Afin de s’en sortir comme ils le peuvent, lorsqu’ils ont de l’eau sur une plage horaire spécifique, ils n’hésitent pas à faire le plein de réserves (bassines et bouteilles). Malheureusement, lorsque l’eau coule, elle est impropre à la consommation, elle a une couleur plutôt marron, et la qualité de l’eau a des conséquences sanitaires. Des habitants se sont déjà plaints de maux de ventre à la suite de la consommation de celle-ci.

 

Un réseau d’eau dysfonctionnel en Guadeloupe

Le réseau d’eau en Guadeloupe connaît un dysfonctionnement continu depuis des décennies. Des habitants se voient privés d’eau ou alimentés par un liquide trouble et impropre à la consommation. Un réseau vétuste, un manque d’entretien, une multiplicité d’opérateurs et un déséquilibre financier ont sinistré le réseau de manière durable.

Celle qu’on appelle « L’île aux belles eaux » possède un réseau d’eau assez dégradé. Cette situation peut s’expliquer par un manque d’entretien et la difficulté financière des gestionnaires du réseau.

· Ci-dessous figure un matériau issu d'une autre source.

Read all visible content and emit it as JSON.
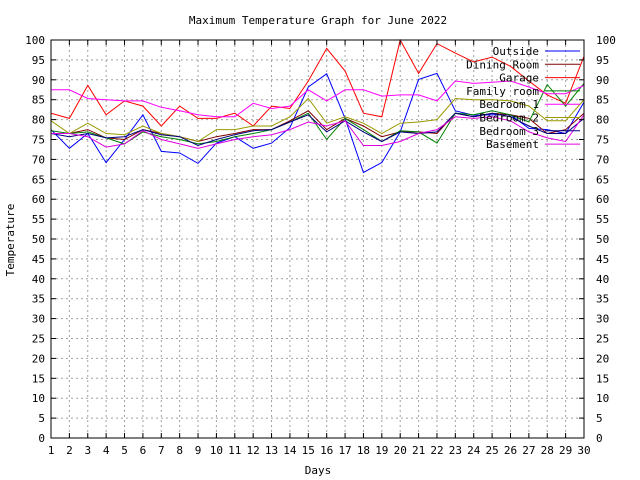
{
  "chart_data": {
    "type": "line",
    "title": "Maximum Temperature Graph for June 2022",
    "xlabel": "Days",
    "ylabel": "Temperature",
    "xlim": [
      1,
      30
    ],
    "ylim": [
      0,
      100
    ],
    "x_ticks": [
      1,
      2,
      3,
      4,
      5,
      6,
      7,
      8,
      9,
      10,
      11,
      12,
      13,
      14,
      15,
      16,
      17,
      18,
      19,
      20,
      21,
      22,
      23,
      24,
      25,
      26,
      27,
      28,
      29,
      30
    ],
    "y_ticks": [
      0,
      5,
      10,
      15,
      20,
      25,
      30,
      35,
      40,
      45,
      50,
      55,
      60,
      65,
      70,
      75,
      80,
      85,
      90,
      95,
      100
    ],
    "grid": true,
    "y_axis_mirrored_right": true,
    "legend_position": "top-right",
    "x": [
      1,
      2,
      3,
      4,
      5,
      6,
      7,
      8,
      9,
      10,
      11,
      12,
      13,
      14,
      15,
      16,
      17,
      18,
      19,
      20,
      21,
      22,
      23,
      24,
      25,
      26,
      27,
      28,
      29,
      30
    ],
    "series": [
      {
        "name": "Outside",
        "color": "#0000ff",
        "values": [
          77.5,
          72.8,
          76.5,
          69.2,
          75,
          81.2,
          72,
          71.6,
          69,
          74.1,
          75.7,
          72.8,
          74.1,
          78,
          88.2,
          91.5,
          80.3,
          66.7,
          69.2,
          76.9,
          90.1,
          91.6,
          82.2,
          81.1,
          81.2,
          81.2,
          77.8,
          77.5,
          76.5,
          84.4
        ]
      },
      {
        "name": "Dining Room",
        "color": "#800000",
        "values": [
          76.5,
          76.5,
          77.5,
          75.4,
          75,
          77.5,
          76.5,
          75.7,
          74.5,
          75.7,
          76.5,
          77.5,
          77.5,
          79.7,
          82.2,
          77.5,
          80.3,
          78.4,
          75.7,
          76.9,
          76.9,
          76.5,
          81.6,
          80.7,
          81.6,
          81.2,
          80.3,
          76.5,
          77.5,
          81.6
        ]
      },
      {
        "name": "Garage",
        "color": "#ff0000",
        "values": [
          81.6,
          80.3,
          88.6,
          81.2,
          84.7,
          83.4,
          78.4,
          83.4,
          80.3,
          80.3,
          81.6,
          78.4,
          83.4,
          82.8,
          89.7,
          97.9,
          92.2,
          81.6,
          80.7,
          100,
          91.6,
          99.1,
          96.7,
          94.5,
          95.7,
          93.4,
          89.7,
          86.2,
          84.1,
          95.9
        ]
      },
      {
        "name": "Family room",
        "color": "#008000",
        "values": [
          77.2,
          76.5,
          76.9,
          75.4,
          73.9,
          76.9,
          75.7,
          75,
          73.9,
          74.5,
          75.7,
          76.5,
          77.5,
          79.4,
          81.6,
          75,
          80.3,
          77.5,
          74.5,
          77.2,
          76.9,
          74.1,
          81.6,
          81.2,
          82.2,
          81.2,
          79.4,
          88.8,
          83.4,
          89.1
        ]
      },
      {
        "name": "Bedroom 1",
        "color": "#ff00ff",
        "values": [
          87.5,
          87.5,
          85.3,
          85,
          84.7,
          84.7,
          83.1,
          82.2,
          81.2,
          80.7,
          80.7,
          84.1,
          82.8,
          83.4,
          87.5,
          84.7,
          87.5,
          87.5,
          85.9,
          86.2,
          86.2,
          84.7,
          89.7,
          89.1,
          89.4,
          89.7,
          88.2,
          86.5,
          86.5,
          88.6
        ]
      },
      {
        "name": "Bedroom 2",
        "color": "#999900",
        "values": [
          79.7,
          76.5,
          79.1,
          76.5,
          76.2,
          78.4,
          76.5,
          75.7,
          74.5,
          77.5,
          77.5,
          78.4,
          78.4,
          80.7,
          85.3,
          79.1,
          80.7,
          79.1,
          76.5,
          79.1,
          79.4,
          80,
          85.3,
          85,
          85,
          84.7,
          83.4,
          79.7,
          79.7,
          85
        ]
      },
      {
        "name": "Bedroom 3",
        "color": "#000080",
        "values": [
          76.5,
          75.7,
          76.5,
          75.4,
          75.7,
          77.5,
          76.2,
          75.7,
          73.5,
          75,
          76.2,
          77.2,
          77.5,
          79.4,
          81.2,
          76.9,
          79.7,
          76.9,
          74.5,
          76.9,
          76.5,
          76.9,
          81.6,
          80.7,
          81.6,
          80.7,
          78.4,
          76.5,
          76.5,
          80.3
        ]
      },
      {
        "name": "Basement",
        "color": "#e000e0",
        "values": [
          76.5,
          76.5,
          75.7,
          73.1,
          73.9,
          77.2,
          75,
          73.9,
          72.8,
          73.9,
          75,
          75.7,
          76.2,
          77.5,
          79.4,
          78.4,
          79.7,
          73.5,
          73.5,
          74.5,
          76.5,
          77.5,
          80.7,
          80.3,
          80.7,
          79.7,
          76.9,
          75.4,
          74.5,
          81.2
        ]
      }
    ]
  }
}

Rongé par les fuites sur 90% des branchements du réseau, un gaspillage assez conséquent de l’eau est observé. Hugues Delannay, directeur adjoint de l’Office de l’eau de Guadeloupe, déclarait : « La majorité des poses et des canalisations n’étaient pas conformes à l’époque (…) Nous vivons sur un territoire à risque sismique, où il y a beaucoup de mouvements de sol, et où les matériaux alors utilisés, l’amiante ou la fonte grise, cassants, n’étaient pas adéquats ».

L’assainissement constitue un autre facteur lié au manquement de l’eau. On recense plus de 65% de stations de traitement non-conformes sur le territoire. Si une station d’épuration peut en moyenne fonctionner jusqu’à trente ou quarante ans, leur durée de vie, en Guadeloupe, atteint à peine treize ans. Et lorsqu’une pompe casse, des années peuvent s’écouler avant que celle-ci ne soit changée. En Guadeloupe, 60% des foyers ne sont pas raccordés à une station d’épuration. Ils s’organisent alors autour de réseaux d’assainissement privés, dits « non-collectifs », qui, dans leur énorme majorité, ne sont pas aux normes.

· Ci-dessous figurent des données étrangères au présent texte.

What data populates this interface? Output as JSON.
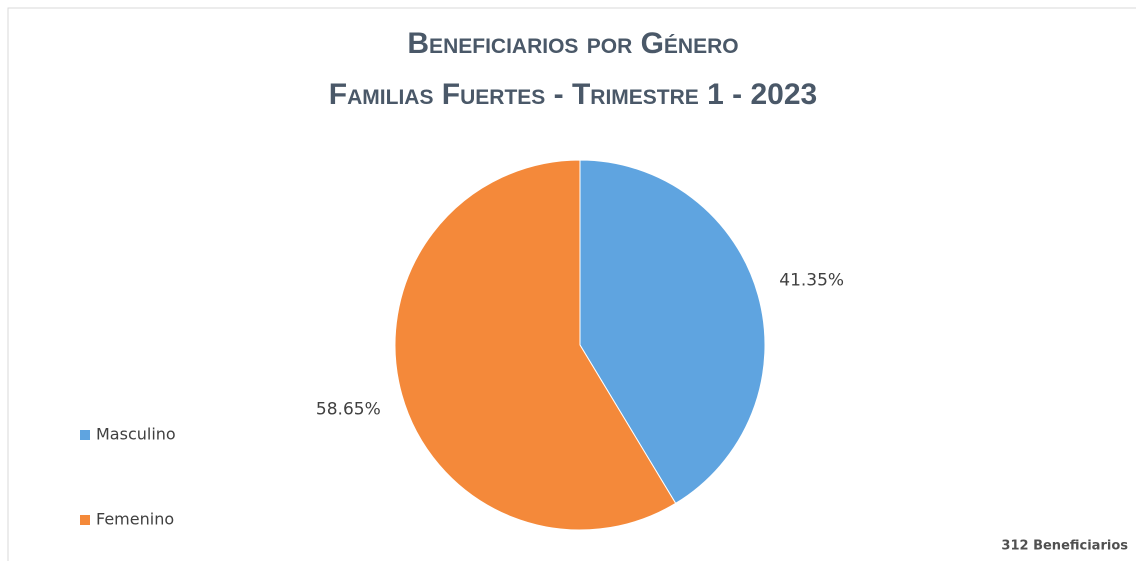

Tous ces facteurs ont des conséquences très complexes pour les habitants qui se retrouvent sans eau dans les robinets pendant plusieurs jours dans certaines communes. Tandis que d’autres se retrouvent avec un liquide impropre à la consommation.

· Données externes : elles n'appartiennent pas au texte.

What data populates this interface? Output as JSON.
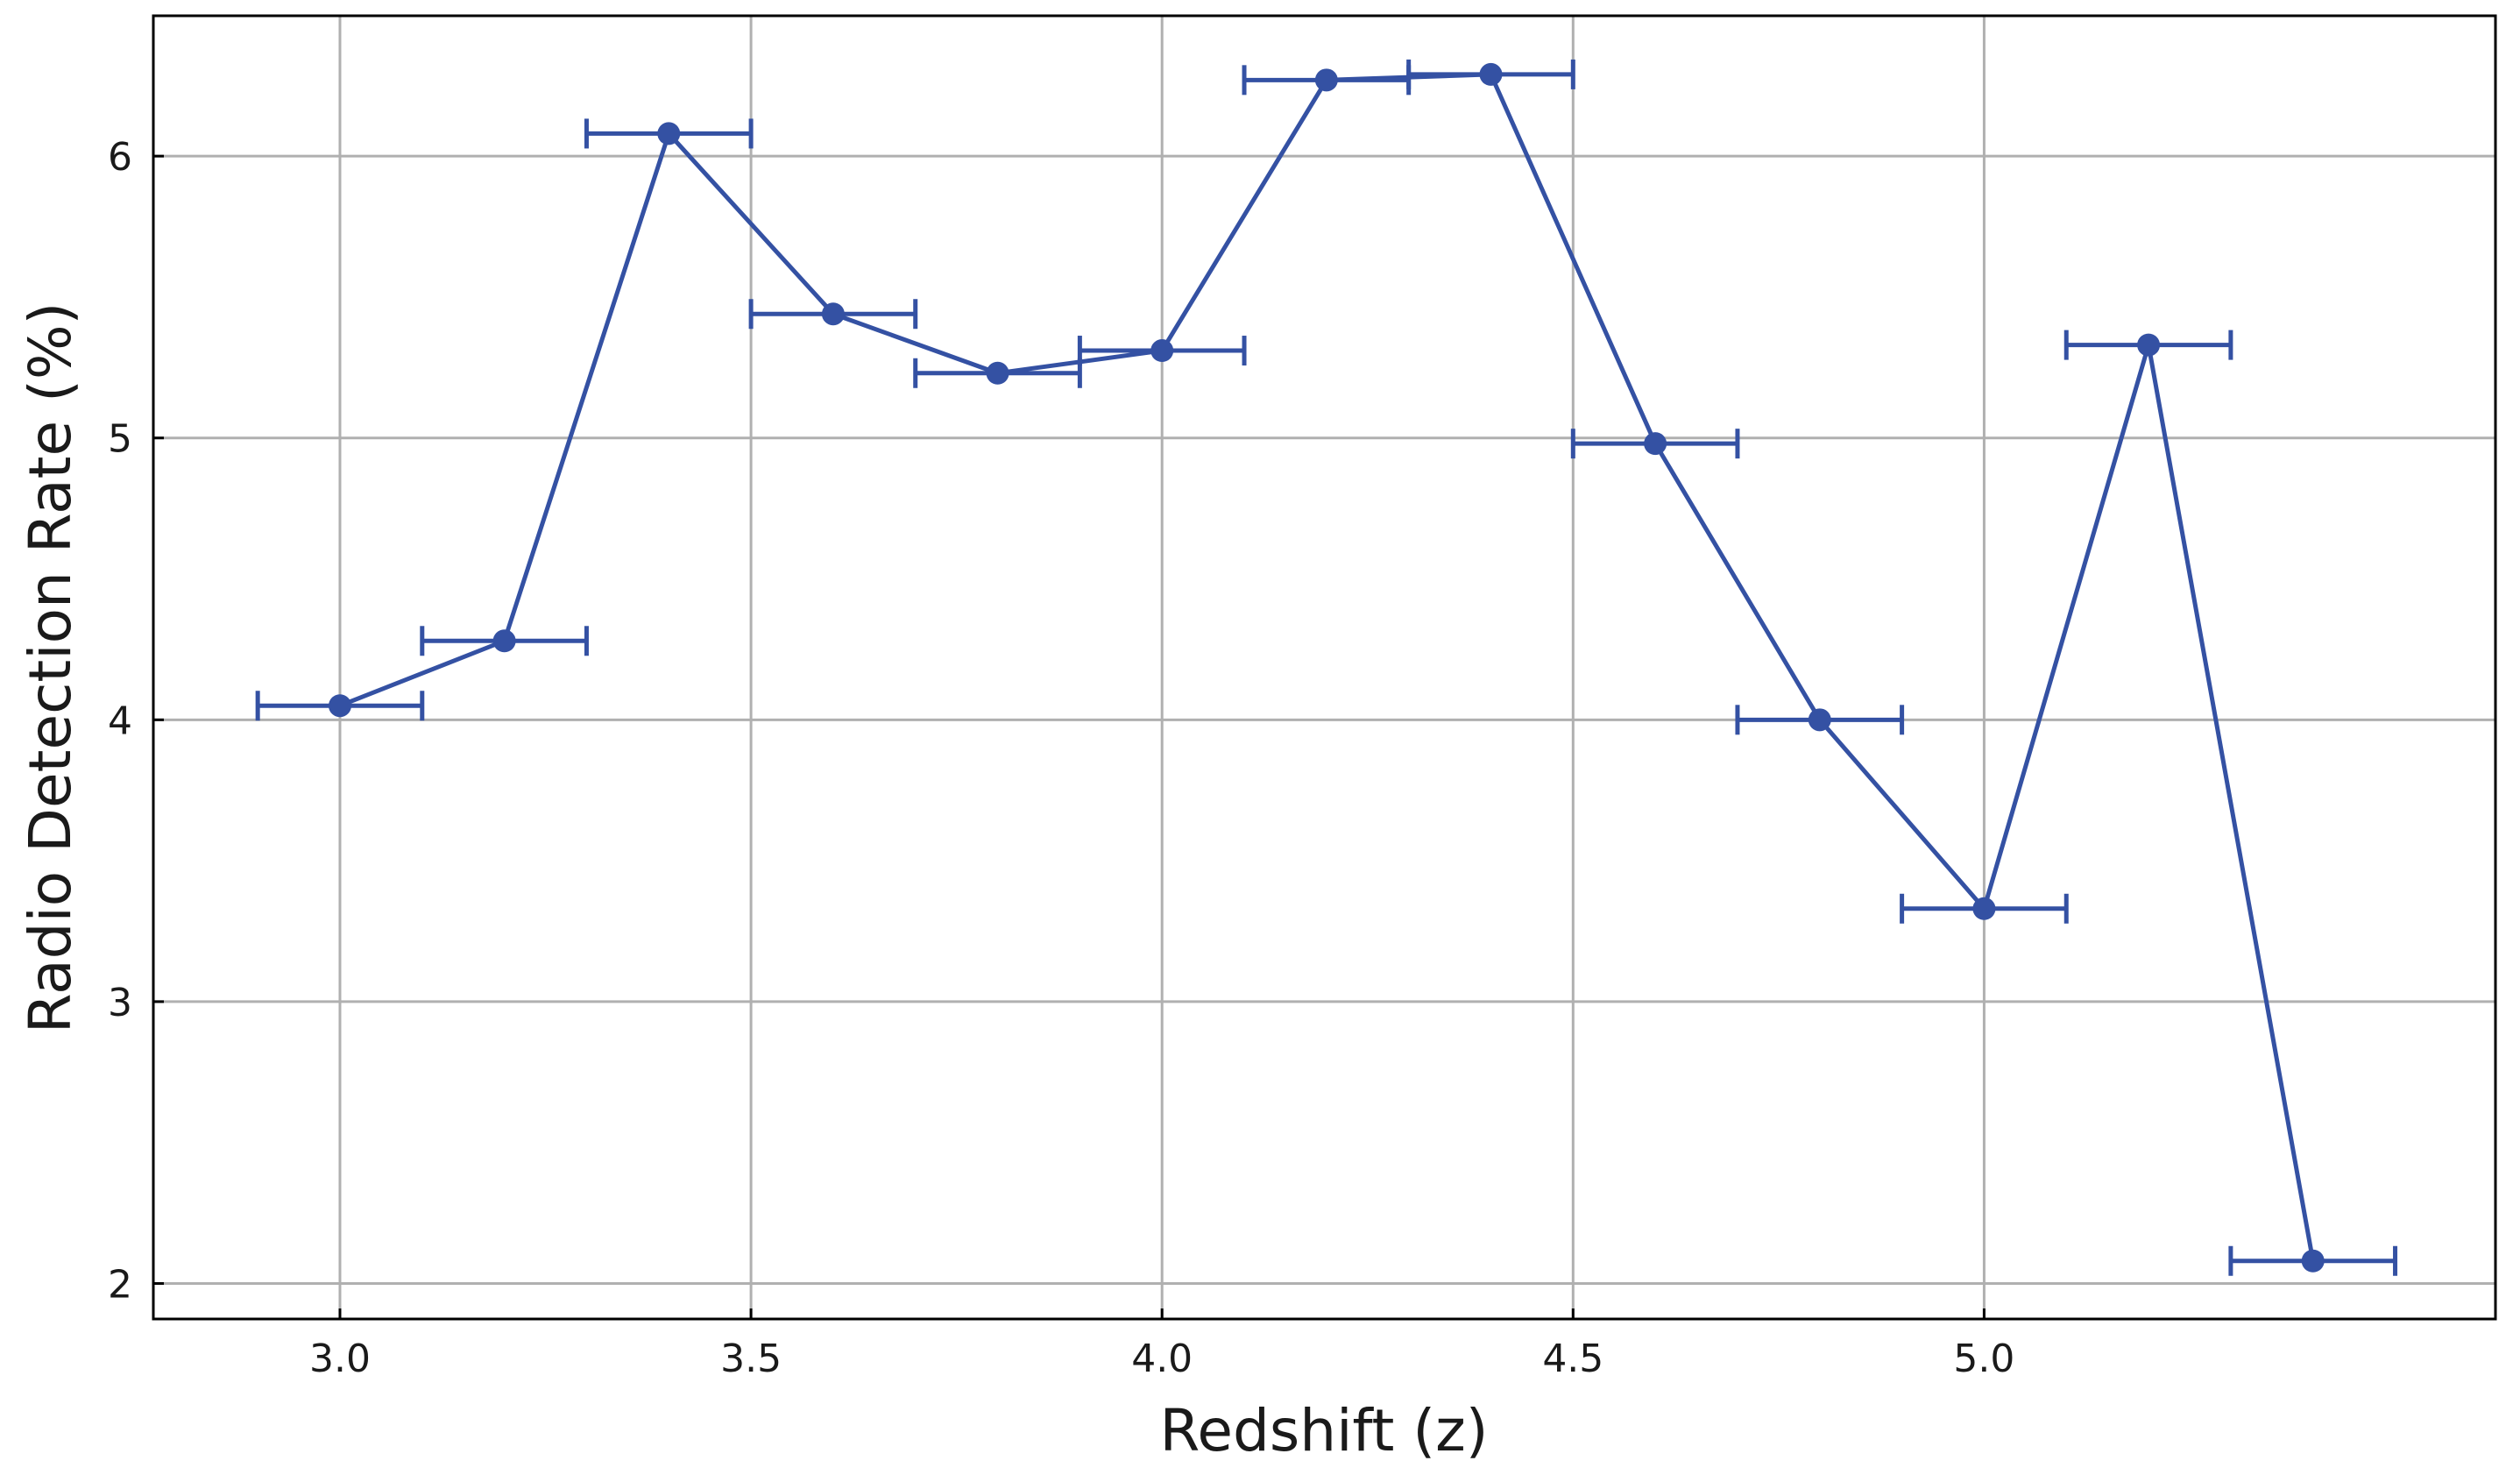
{
  "chart_data": {
    "type": "line",
    "x_label": "Redshift (z)",
    "y_label": "Radio Detection Rate (%)",
    "x": [
      3.0,
      3.2,
      3.4,
      3.6,
      3.8,
      4.0,
      4.2,
      4.4,
      4.6,
      4.8,
      5.0,
      5.2,
      5.4
    ],
    "series": [
      {
        "color": "#3451a3",
        "values": [
          4.05,
          4.28,
          6.08,
          5.44,
          5.23,
          5.31,
          6.27,
          6.29,
          4.98,
          4.0,
          3.33,
          5.33,
          2.08
        ],
        "xerr": [
          0.1,
          0.1,
          0.1,
          0.1,
          0.1,
          0.1,
          0.1,
          0.1,
          0.1,
          0.1,
          0.1,
          0.1,
          0.1
        ]
      }
    ],
    "xlim": [
      2.773,
      5.622
    ],
    "ylim": [
      1.874,
      6.498
    ],
    "xticks": [
      {
        "value": 3.0,
        "label": "3.0"
      },
      {
        "value": 3.5,
        "label": "3.5"
      },
      {
        "value": 4.0,
        "label": "4.0"
      },
      {
        "value": 4.5,
        "label": "4.5"
      },
      {
        "value": 5.0,
        "label": "5.0"
      }
    ],
    "yticks": [
      2,
      3,
      4,
      5,
      6
    ],
    "grid": true
  }
}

La défaillance de la distribution de l’eau impacte aussi considérablement l’accès à l’éducation. Entre impossibilité de nettoyer les locaux et l’inaccessibilité des sanitaires, les écoles doivent fermer quand les robinets ne coulent pas.

 

L’ONU et les députés somment la France d’agir

Dans un rapport publié le 2 juin 2023, le Comité des droits de l’enfant de l’ONU (l’Organisation des Nations Unies) alerte sur les problèmes d’accès à l’eau en Outre-Mer, et plus particulièrement à Mayotte et en Guadeloupe. Le comité déplore notamment « l’accès limité à de l’eau propre à la consommation » dans ces territoires.

Dans son courrier, l’instance soumet des recommandations à la France tout en pointant du doigt des lacunes à corriger. Il est demandé de « fournir aux enfants de l’Hexagone et des Outre-mer, en particulier pour les enfants de Mayotte et de manière très urgente pour la population guadeloupéenne, de l’eau potable » en attendant « la réparation des systèmes d’approvisionnement et d’évacuation des eaux ».

Ce n’est pourtant pas la première fois que l’ONU alerte la France sur les défaillances liées à l’eau pour ses territoires ultramarins. Le 1er mai 2023, le Conseil des droits de l’homme a interpellé la France sur la question du droit à l’eau, notamment en Outre-mer. Le gouvernement français, face à cette situation, ne semble pas vouloir agir et fait la sourde oreille.

Les députés ultramarins prennent aussi la parole afin d’alerter sur la situation. La députée LIOT (Libertés, Indépendants, Outre-Mer et Territoires) de la 1re circonscription de Mayotte, Estelle Youssouffa, déclarait : « cela fait 20 ans que le gouvernement promet des investissements et ne tient pas ses promesses ». Tandis qu’Olivier Serva lançait dans l’hémicycle de l’Assemblée Nationale le 10 octobre dernier : « Sé dlo a kaka nou ka bwè an Gwadloup jòd-la » (« En Guadeloupe aujourd’hui, on boit du caca. ») à l’intention du ministre délégué chargé des outre-mer, Philippe Vigier. Le député LIOT guadeloupéen pointait du doigt l’approvisionnement et la qualité de l’eau sur l’île des Antilles, qui restent compliqués et problématiques.